In the case of ground beef, the bacteria is mixed into the center of the mass of ground beef, and becomes difficult to kill. It doesn't breed faster or easier -- it's just more difficult to kill with cooking. Because of the temperatures, there is a significant possiblity that harmful bacteria created large enough populations to be dangerous in an part of the mass that cannot be rendered safe by cooking. Consequently the ground beef should be thrown out.
On the other hand, the rest of the meat is probably okay -- within limits. Yes, it's outside of FDA protocols, but ...

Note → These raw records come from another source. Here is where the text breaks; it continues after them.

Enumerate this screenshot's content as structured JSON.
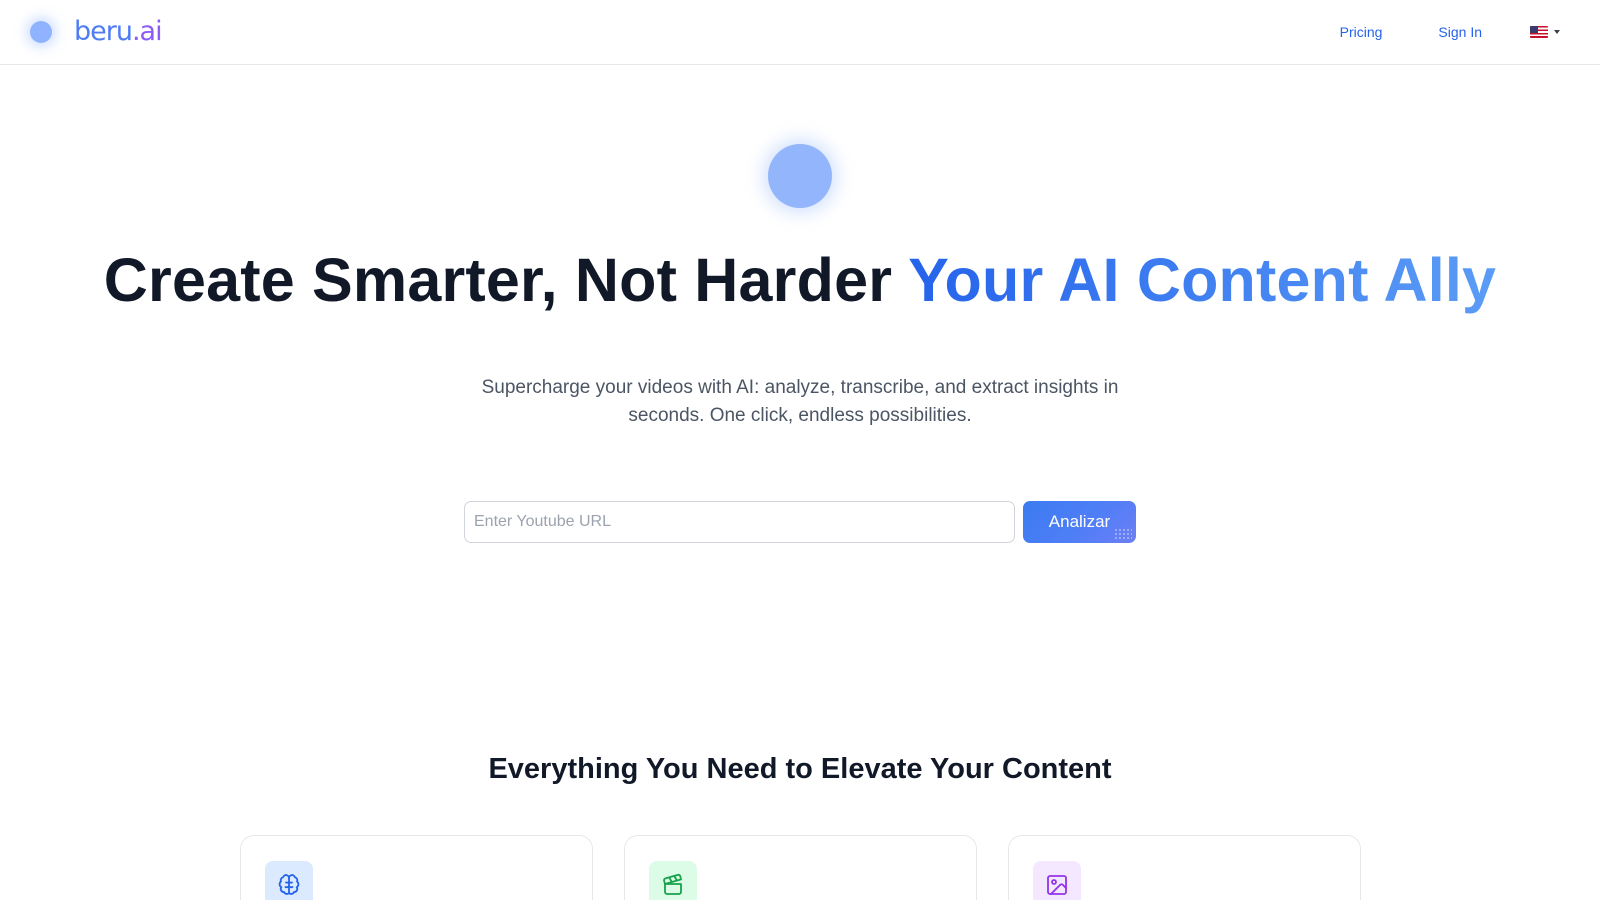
{
  "brand": {
    "name_main": "beru",
    "name_suffix": ".ai"
  },
  "nav": {
    "pricing": "Pricing",
    "sign_in": "Sign In",
    "language_flag_icon": "us-flag-icon"
  },
  "hero": {
    "title_main": "Create Smarter, Not Harder",
    "title_accent": "Your AI Content Ally",
    "subtitle": "Supercharge your videos with AI: analyze, transcribe, and extract insights in seconds. One click, endless possibilities."
  },
  "search": {
    "placeholder": "Enter Youtube URL",
    "value": "",
    "button_label": "Analizar"
  },
  "features": {
    "title": "Everything You Need to Elevate Your Content",
    "cards": [
      {
        "icon": "brain-icon",
        "icon_color": "#2563eb",
        "icon_bg": "#dbeafe"
      },
      {
        "icon": "clapperboard-icon",
        "icon_color": "#16a34a",
        "icon_bg": "#dcfce7"
      },
      {
        "icon": "image-icon",
        "icon_color": "#9333ea",
        "icon_bg": "#f3e8ff"
      }
    ]
  },
  "colors": {
    "accent": "#2563eb",
    "button": "#4f7ef7",
    "text_dark": "#111827",
    "text_muted": "#4b5563",
    "border": "#e5e7eb"
  }
}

Don't serve to any of the "verys." I.e., very old, very young, very sick, and very sensitive. Don't serve to paying customers. Rinse the meat before using. Inspect it carefully. Cook to well done. Test it on your in-laws. You'll be fine.
The meat was cold when you got it and took some time to reach temperatures at which bacteria breed. The "forties" ruile is well and good, but bacteria breed more quickly at higher temperatures. It took awhile for even the surface of your meat get warm enough to get breeding going at a significant rate.
The meat was "vacuum packed." Well maybe not an absolute vaccum -- but low atmosphere, anyway. This does two things. Aerobic bacteria can't breed. Anaerobic bacteria can, but they leave a tell tale sign. They produce gas as a byproduct of activity and will cause the package to swell. Three other signs of a dangerously high level of bacteria are color, texture, and smell. If you notice anything wrong -- toss it.
It may not be "right," but it's real.